若島です。

今回もマンガを紹介したい。何かというと、ずばり『海皇紀』川原正敏。この作品は、個人的には大好きなのだ。

というわけで、『海皇紀』08年9月現在1~37巻 のレビューを書いてみた。あれほど面白かった前作『修羅の門』が霞むほどの傑作であり、SFファンタジーである。

物語の舞台は―たぶん地球の―未来である。作中で直截に語られているわけではないが、おそらくは核戦争などで文明が滅び、知識の断絶を経て、再出発した人類が、15~17世紀と同程度の文明にまで発展した世界だと思われる。

また、現代との時間の開きが、どのくらいあるのかが判る描写はなく、唯一例外的に、1巻の序文で「北極星がケフェウス座γ星に移った」と解釈できる記述があるのみとなっている。この解釈が正しければ、現代からおよそ2500年後に相当する。

この世界では、人類の知識はリセットされているものの、世界に点在する高い技術を思わせる「遺跡」や、バッテリー、電灯、トランシーバー、暗視ゴーグルなど、使い方しか判らない道具、太古の人類が目印として打ち上げたという「動かない星」の伝説などが残存しており、かろうじて一部の魔道師が、古(いにしえ)の業(わざ)を「カガク」と呼んで、かつて存在したのであろう高度な文明との接点を残している。

現在の地球と、地形が大幅に変わっている陸上には、複数の国家が乱立しており、互いに覇を競っているが、魔道の兵器である「ダイナマイト」と「カノン砲」の生産に成功した大国ロナルディアが、当代最強の艦隊と最強の攻城兵器をもつことになり、圧倒的な強さで他国を次々と傘下に収めている。

一方、海は海で、陸には領土を持たない海洋国家「海の一族」が、交易の保全や、必要とあらば傭兵となり、海の守護神として海洋を支配している。海の一族とは、何かは知らずに、おそらくは漂流していたのであろう巨大な空母を拠点に生活し、何代も栄え、洗練された社会システムを構成し、優れた知識、高い技術を持つ海洋民族である。

われらが主人公ファン・ガンマ・ビゼンは、そんな真のオーパーツ、真の超古代文明、真の古代核戦争が存在する世界(ハンコックやデニケンが不誠実な愚か者ではなく、シュリーマンのように扱われるべき世界!)を舞台に、海の一族の中でも、最高の人物として活躍していく。

伝説の「ニホントウ」を背に持ち、帆船の時代に異様な性能を誇る「影船」を所有し、操船術、気象学、天文学、白兵戦(格闘術)、剣術、海戦の指揮、権謀術数、度胸、洞察力、知性、頭脳から視力まで、あらゆる面で突出している超一流の人間性能のキャラクターである。そして、酔狂で、嘘つきで、クリティカルシンカーなところがある。

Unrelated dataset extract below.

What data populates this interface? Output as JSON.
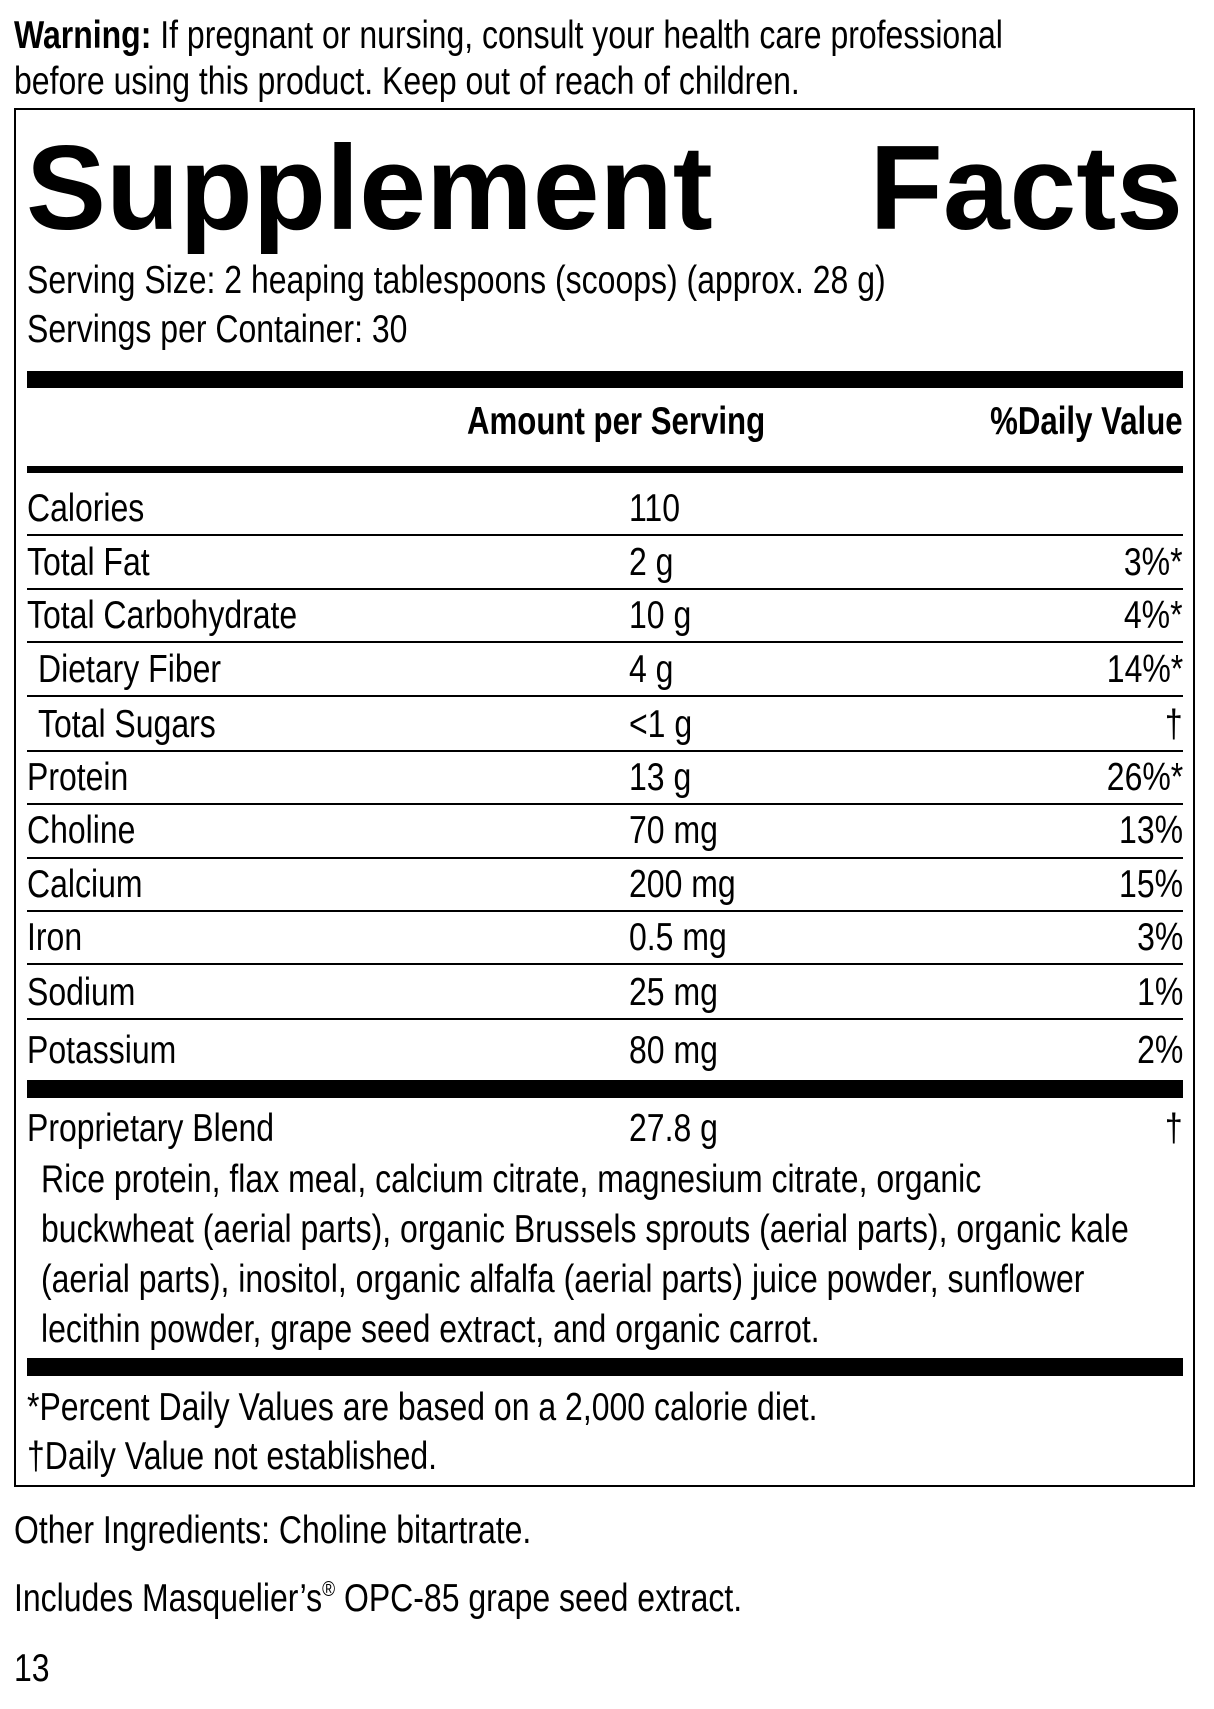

それだけ無茶な特徴にもかかわらず、不思議と嫌らしい印象も感じさせない、めちゃくちゃ格好いいキャラクターとして仕上がっている。また、世界の設定が、現代のオーパツ系超古代文明論を踏襲している雰囲気のため、作者がビリーバーである危険性が懸念されるが、実に素晴らしいことに、その手の疑似科学的信念・非合理思考はお呼びでなく、主人公は、たびたびクリティカルシンカーぶりを発揮して素晴らしいのだ。

実際にインチキ教祖を倒すくだりは、最高の活躍と振る舞いである。そのように、主人公が魅力的ということに加え、マンガ的な非現実的要素をギリギリまで許容し、それでいえリアリティにつま先立ちするという絶妙さがある。

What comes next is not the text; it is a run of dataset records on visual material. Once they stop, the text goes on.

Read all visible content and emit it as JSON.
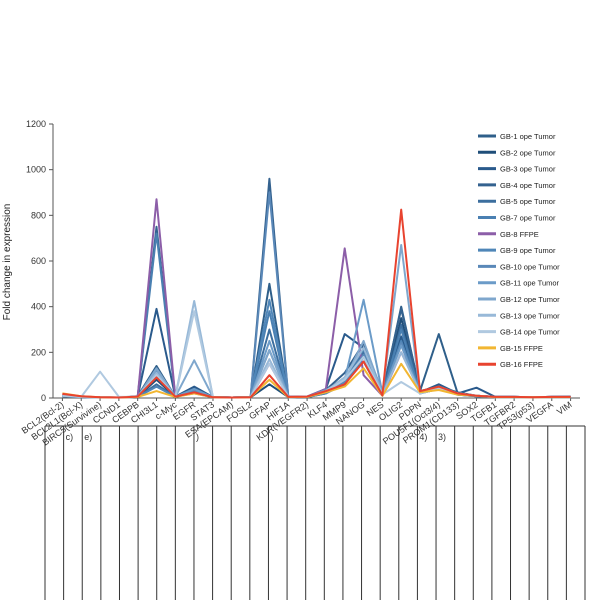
{
  "chart_data": {
    "type": "line",
    "title": "",
    "xlabel": "",
    "ylabel": "Fold change in expression",
    "ylim": [
      0,
      1200
    ],
    "yticks": [
      0,
      200,
      400,
      600,
      800,
      1000,
      1200
    ],
    "grid": false,
    "legend_position": "top-right",
    "categories": [
      "BCL2(Bcl-2)",
      "BCL2L1(Bcl-X)",
      "BIRC5(Survivine)",
      "CCND1",
      "CEBPB",
      "CHI3L1",
      "c-Myc",
      "EGFR",
      "STAT3",
      "ESA(EPCAM)",
      "FOSL2",
      "GFAP",
      "HIF1A",
      "KDR(VEGFR2)",
      "KLF4",
      "MMP9",
      "NANOG",
      "NES",
      "OLIG2",
      "PDPN",
      "POU5F1(Oct3/4)",
      "PROM1(CD133)",
      "SOX2",
      "TGFB1",
      "TGFBR2",
      "TP53(p53)",
      "VEGFA",
      "VIM"
    ],
    "series": [
      {
        "name": "GB-1 ope Tumor",
        "color": "#2f5f8a",
        "values": [
          10,
          5,
          2,
          2,
          8,
          140,
          5,
          40,
          3,
          2,
          3,
          500,
          5,
          5,
          30,
          90,
          200,
          15,
          400,
          30,
          280,
          20,
          10,
          5,
          5,
          3,
          5,
          5
        ]
      },
      {
        "name": "GB-2 ope Tumor",
        "color": "#1f4e79",
        "values": [
          8,
          4,
          2,
          2,
          5,
          80,
          5,
          30,
          3,
          2,
          3,
          60,
          4,
          4,
          20,
          70,
          160,
          10,
          350,
          20,
          50,
          15,
          8,
          4,
          4,
          3,
          4,
          4
        ]
      },
      {
        "name": "GB-3 ope Tumor",
        "color": "#2a5a8c",
        "values": [
          12,
          6,
          3,
          2,
          6,
          390,
          6,
          50,
          4,
          2,
          3,
          210,
          5,
          6,
          40,
          280,
          220,
          20,
          270,
          25,
          60,
          20,
          45,
          5,
          5,
          3,
          5,
          6
        ]
      },
      {
        "name": "GB-4 ope Tumor",
        "color": "#34628f",
        "values": [
          10,
          5,
          2,
          2,
          6,
          750,
          6,
          40,
          3,
          2,
          3,
          960,
          5,
          5,
          35,
          110,
          240,
          25,
          390,
          30,
          50,
          25,
          10,
          5,
          5,
          3,
          5,
          5
        ]
      },
      {
        "name": "GB-5 ope Tumor",
        "color": "#3c6e9e",
        "values": [
          9,
          4,
          2,
          2,
          5,
          60,
          5,
          30,
          3,
          2,
          3,
          300,
          4,
          5,
          25,
          60,
          190,
          12,
          320,
          20,
          40,
          15,
          10,
          4,
          4,
          3,
          4,
          4
        ]
      },
      {
        "name": "GB-7 ope Tumor",
        "color": "#4a80b2",
        "values": [
          10,
          5,
          2,
          2,
          6,
          720,
          5,
          35,
          3,
          2,
          3,
          380,
          5,
          5,
          30,
          80,
          210,
          15,
          300,
          20,
          45,
          15,
          10,
          5,
          5,
          3,
          5,
          5
        ]
      },
      {
        "name": "GB-8 FFPE",
        "color": "#8c5ea8",
        "values": [
          15,
          6,
          3,
          2,
          6,
          870,
          6,
          20,
          3,
          2,
          3,
          150,
          5,
          6,
          40,
          655,
          100,
          10,
          200,
          30,
          40,
          20,
          10,
          5,
          5,
          3,
          5,
          5
        ]
      },
      {
        "name": "GB-9 ope Tumor",
        "color": "#4f86b8",
        "values": [
          8,
          4,
          2,
          2,
          5,
          50,
          5,
          25,
          3,
          2,
          3,
          430,
          4,
          4,
          20,
          60,
          180,
          12,
          250,
          20,
          40,
          15,
          8,
          4,
          4,
          3,
          4,
          4
        ]
      },
      {
        "name": "GB-10 ope Tumor",
        "color": "#5a88b8",
        "values": [
          9,
          4,
          2,
          2,
          5,
          100,
          5,
          30,
          3,
          2,
          3,
          900,
          4,
          5,
          30,
          70,
          190,
          15,
          240,
          20,
          40,
          15,
          8,
          4,
          4,
          3,
          4,
          4
        ]
      },
      {
        "name": "GB-11 ope Tumor",
        "color": "#6b9bc8",
        "values": [
          10,
          5,
          2,
          2,
          5,
          120,
          5,
          40,
          3,
          2,
          3,
          250,
          4,
          5,
          35,
          80,
          430,
          20,
          230,
          25,
          50,
          20,
          10,
          4,
          4,
          3,
          4,
          4
        ]
      },
      {
        "name": "GB-12 ope Tumor",
        "color": "#7fa7cd",
        "values": [
          10,
          5,
          2,
          2,
          5,
          130,
          5,
          165,
          3,
          2,
          3,
          210,
          4,
          5,
          30,
          80,
          250,
          20,
          670,
          25,
          50,
          20,
          10,
          4,
          4,
          3,
          4,
          4
        ]
      },
      {
        "name": "GB-13 ope Tumor",
        "color": "#98b9d8",
        "values": [
          12,
          5,
          2,
          2,
          5,
          110,
          5,
          425,
          3,
          2,
          3,
          170,
          4,
          5,
          30,
          90,
          220,
          15,
          200,
          25,
          45,
          20,
          10,
          4,
          4,
          3,
          4,
          4
        ]
      },
      {
        "name": "GB-14 ope Tumor",
        "color": "#b0c9e0",
        "values": [
          10,
          5,
          115,
          5,
          5,
          100,
          5,
          380,
          3,
          2,
          3,
          150,
          4,
          5,
          30,
          80,
          180,
          15,
          70,
          20,
          40,
          20,
          10,
          4,
          4,
          3,
          4,
          4
        ]
      },
      {
        "name": "GB-15 FFPE",
        "color": "#f2b632",
        "values": [
          20,
          8,
          3,
          2,
          5,
          30,
          5,
          20,
          3,
          2,
          3,
          80,
          4,
          5,
          25,
          50,
          130,
          10,
          150,
          25,
          35,
          15,
          10,
          4,
          4,
          3,
          4,
          4
        ]
      },
      {
        "name": "GB-16 FFPE",
        "color": "#e8432f",
        "values": [
          18,
          8,
          3,
          2,
          6,
          90,
          6,
          25,
          3,
          2,
          3,
          100,
          5,
          6,
          30,
          60,
          160,
          12,
          825,
          30,
          50,
          20,
          10,
          5,
          5,
          3,
          5,
          5
        ]
      }
    ]
  },
  "table": {
    "markers": [
      {
        "col": 1,
        "text": "c)"
      },
      {
        "col": 2,
        "text": "e)"
      },
      {
        "col": 8,
        "text": ")"
      },
      {
        "col": 12,
        "text": ")"
      },
      {
        "col": 20,
        "text": "4)"
      },
      {
        "col": 21,
        "text": "3)"
      }
    ]
  }
}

他のキャラモいい。故国の復興を目指し、いにしえの業「カガク」を求める亡国の皇女マイア。「カガクとは呪文じゃよ」といって電磁方程式や、相対性理論の方程式をつぶやく大魔導師イルアンジャ。

実に合理的なシステムを採用している海の一族。赤外線スコープや無線通信などの古代の道具を使用する魔人衆。大麻を焚き、トリックで人心をつかみ、国を乗っ取るインチキ教祖。

「面子ではなく名誉を重んじる」といって誤った指令を即座に撤回する最年少艦長。そんな要素の一つ一つが、非常に面白く魅力的な、王道の枠を広げる王道少年漫画である。

ちなみに、著者は船舶の専門学校を出ており、操船の描写や用語にこだわりを持っているようで、そういった細部の表現も、世界観に厚みを与えている。2008年現在で9月現在で37巻である。そろそろ膨大な複線も収束し、ストーリーも深部に来ている。だが、できるだけ長く続いて欲しいと思う傑作なのである。